Let’s get the VW out of the way first: yes, this is a 1971 or 1972 Super Beetle, and these were most commonly sold in Europe with the 1.3 L engine and thus dubbed “1302”. The 1.3 was more economical, and taxes were lower too, depending on the country. In 1973, when the big curved windshield was added, it became the 1303. And if you got the 1600cc engine, the designation became 1302S or 1303S. A bit confusing, but VW didn’t want to have it be confused with the Type 3 1600.

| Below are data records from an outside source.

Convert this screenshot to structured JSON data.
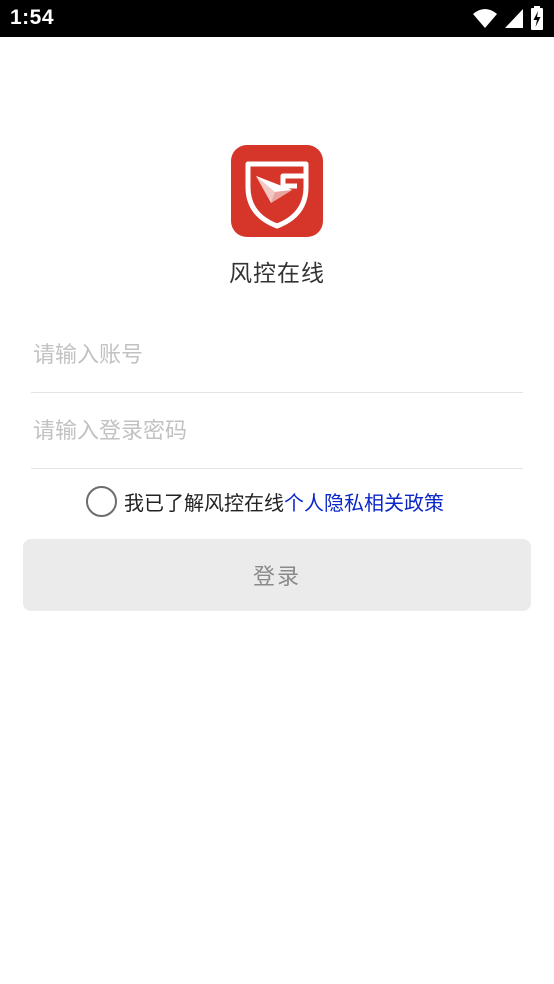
{
  "status_bar": {
    "time": "1:54",
    "icons": [
      "wifi-icon",
      "signal-icon",
      "battery-icon"
    ]
  },
  "app": {
    "logo_icon": "shield-g-paper-plane-logo",
    "name": "风控在线",
    "brand_color": "#d6352a"
  },
  "login_form": {
    "account_placeholder": "请输入账号",
    "account_value": "",
    "password_placeholder": "请输入登录密码",
    "password_value": "",
    "agreement_prefix": "我已了解风控在线",
    "agreement_link": "个人隐私相关政策",
    "agreement_checked": false,
    "login_label": "登录",
    "link_color": "#0b27c9"
  }
}
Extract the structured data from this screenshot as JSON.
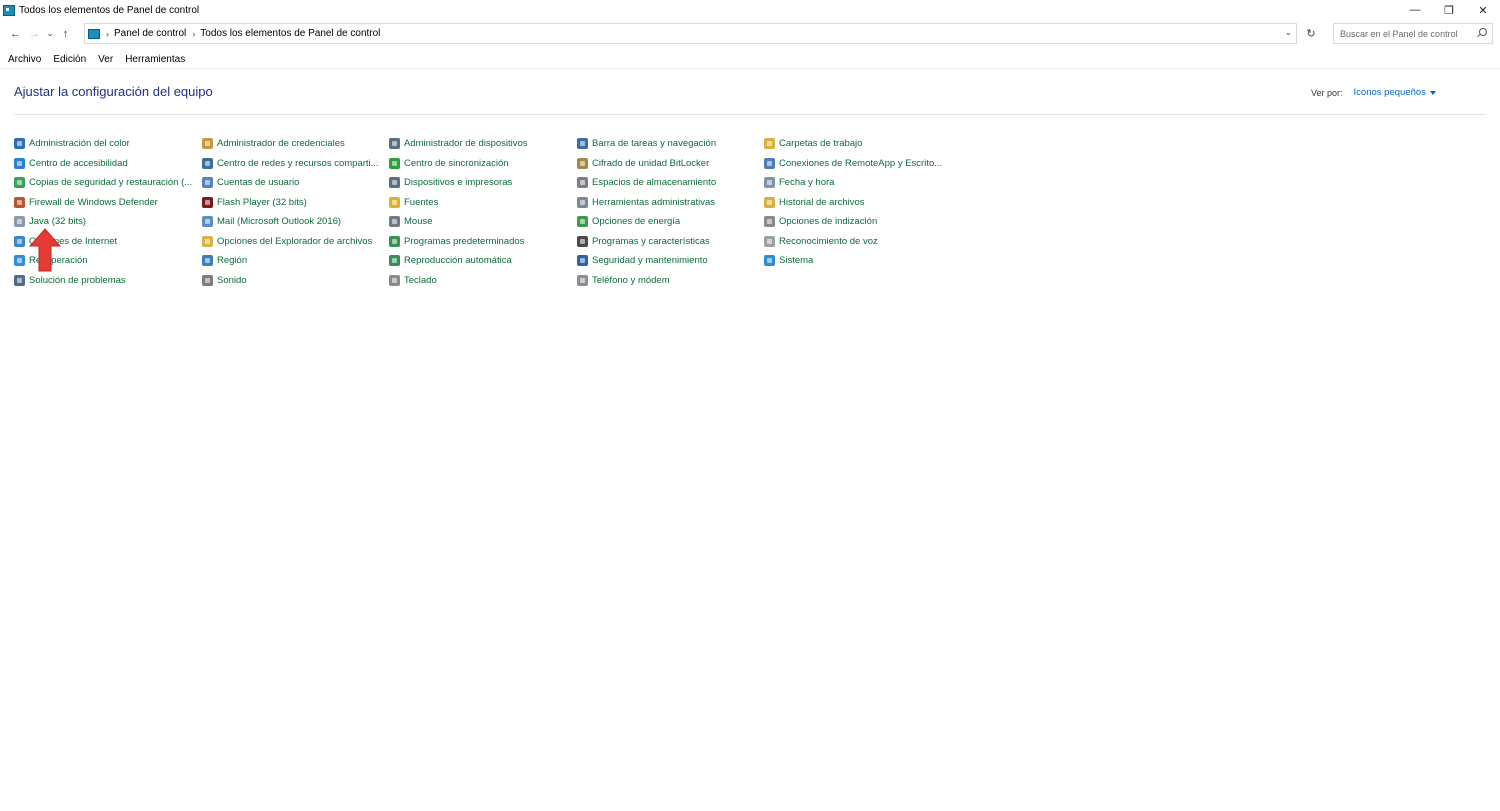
{
  "window": {
    "title": "Todos los elementos de Panel de control",
    "controls": {
      "minimize": "—",
      "restore": "❐",
      "close": "✕"
    }
  },
  "nav": {
    "back": "←",
    "forward": "→",
    "recent": "⌄",
    "up": "↑",
    "breadcrumbs": [
      "Panel de control",
      "Todos los elementos de Panel de control"
    ],
    "refresh": "↻",
    "dropdown": "⌄",
    "search_placeholder": "Buscar en el Panel de control"
  },
  "menu": [
    "Archivo",
    "Edición",
    "Ver",
    "Herramientas"
  ],
  "main": {
    "title": "Ajustar la configuración del equipo",
    "view_by_label": "Ver por:",
    "view_by_value": "Iconos pequeños"
  },
  "colors": {
    "link": "#0c6b3a",
    "title": "#1e3287",
    "accent": "#0066cc",
    "arrow": "#e83a35"
  },
  "columns": [
    [
      {
        "label": "Administración del color",
        "icon": "color-management-icon",
        "color": "#2d6fb7"
      },
      {
        "label": "Centro de accesibilidad",
        "icon": "accessibility-icon",
        "color": "#2a7fd1"
      },
      {
        "label": "Copias de seguridad y restauración (...",
        "icon": "backup-icon",
        "color": "#3aa35b"
      },
      {
        "label": "Firewall de Windows Defender",
        "icon": "firewall-icon",
        "color": "#b5562c"
      },
      {
        "label": "Java (32 bits)",
        "icon": "java-icon",
        "color": "#8a9aa8"
      },
      {
        "label": "Opciones de Internet",
        "icon": "internet-options-icon",
        "color": "#3b88c4"
      },
      {
        "label": "Recuperación",
        "icon": "recovery-icon",
        "color": "#2f8fd8"
      },
      {
        "label": "Solución de problemas",
        "icon": "troubleshooting-icon",
        "color": "#4f6d8a"
      }
    ],
    [
      {
        "label": "Administrador de credenciales",
        "icon": "credentials-icon",
        "color": "#c89a3c"
      },
      {
        "label": "Centro de redes y recursos comparti...",
        "icon": "network-center-icon",
        "color": "#3c6e9b"
      },
      {
        "label": "Cuentas de usuario",
        "icon": "user-accounts-icon",
        "color": "#4f86c1"
      },
      {
        "label": "Flash Player (32 bits)",
        "icon": "flash-icon",
        "color": "#7a1c1c"
      },
      {
        "label": "Mail (Microsoft Outlook 2016)",
        "icon": "mail-icon",
        "color": "#5b8fbf"
      },
      {
        "label": "Opciones del Explorador de archivos",
        "icon": "folder-options-icon",
        "color": "#d8b24a"
      },
      {
        "label": "Región",
        "icon": "region-icon",
        "color": "#3b7fbf"
      },
      {
        "label": "Sonido",
        "icon": "sound-icon",
        "color": "#7d7d7d"
      }
    ],
    [
      {
        "label": "Administrador de dispositivos",
        "icon": "device-manager-icon",
        "color": "#5c6f82"
      },
      {
        "label": "Centro de sincronización",
        "icon": "sync-center-icon",
        "color": "#2e9e3e"
      },
      {
        "label": "Dispositivos e impresoras",
        "icon": "printers-icon",
        "color": "#5a6f80"
      },
      {
        "label": "Fuentes",
        "icon": "fonts-icon",
        "color": "#d9b230"
      },
      {
        "label": "Mouse",
        "icon": "mouse-icon",
        "color": "#6f7a85"
      },
      {
        "label": "Programas predeterminados",
        "icon": "default-programs-icon",
        "color": "#3c8f4e"
      },
      {
        "label": "Reproducción automática",
        "icon": "autoplay-icon",
        "color": "#3b8c5a"
      },
      {
        "label": "Teclado",
        "icon": "keyboard-icon",
        "color": "#8a8a8a"
      }
    ],
    [
      {
        "label": "Barra de tareas y navegación",
        "icon": "taskbar-icon",
        "color": "#3c6fa3"
      },
      {
        "label": "Cifrado de unidad BitLocker",
        "icon": "bitlocker-icon",
        "color": "#a08a4a"
      },
      {
        "label": "Espacios de almacenamiento",
        "icon": "storage-spaces-icon",
        "color": "#7a7f86"
      },
      {
        "label": "Herramientas administrativas",
        "icon": "admin-tools-icon",
        "color": "#7d8a95"
      },
      {
        "label": "Opciones de energía",
        "icon": "power-options-icon",
        "color": "#3f9a48"
      },
      {
        "label": "Programas y características",
        "icon": "programs-features-icon",
        "color": "#4a4a4a"
      },
      {
        "label": "Seguridad y mantenimiento",
        "icon": "security-flag-icon",
        "color": "#2f63a8"
      },
      {
        "label": "Teléfono y módem",
        "icon": "phone-modem-icon",
        "color": "#8a8f96"
      }
    ],
    [
      {
        "label": "Carpetas de trabajo",
        "icon": "work-folders-icon",
        "color": "#d8b23c"
      },
      {
        "label": "Conexiones de RemoteApp y Escrito...",
        "icon": "remoteapp-icon",
        "color": "#4f7fae"
      },
      {
        "label": "Fecha y hora",
        "icon": "date-time-icon",
        "color": "#7f95a8"
      },
      {
        "label": "Historial de archivos",
        "icon": "file-history-icon",
        "color": "#d6b33e"
      },
      {
        "label": "Opciones de indización",
        "icon": "indexing-icon",
        "color": "#8a8a8a"
      },
      {
        "label": "Reconocimiento de voz",
        "icon": "speech-icon",
        "color": "#9aa0a6"
      },
      {
        "label": "Sistema",
        "icon": "system-icon",
        "color": "#2f8fcf"
      }
    ]
  ]
}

As to the Olds, Roshake called it a 1980, but going by the grille, it looks more like a 1982. But then maybe it got changed out. In any case, no 455 ever graced one of these from the factory, unfortunately. In 1980, it was the 307 and the 350, in diesel and gas versions, was optional. By 1982, it was just the 307 gasser or the 350 diesel.
Maybe this was a diesel, and get a bit of a performance upgrade? It wouldn’t have been all that hard.
The license plate frame says “There’s No Replacement For Displacement”. That tends to support the hypothesis.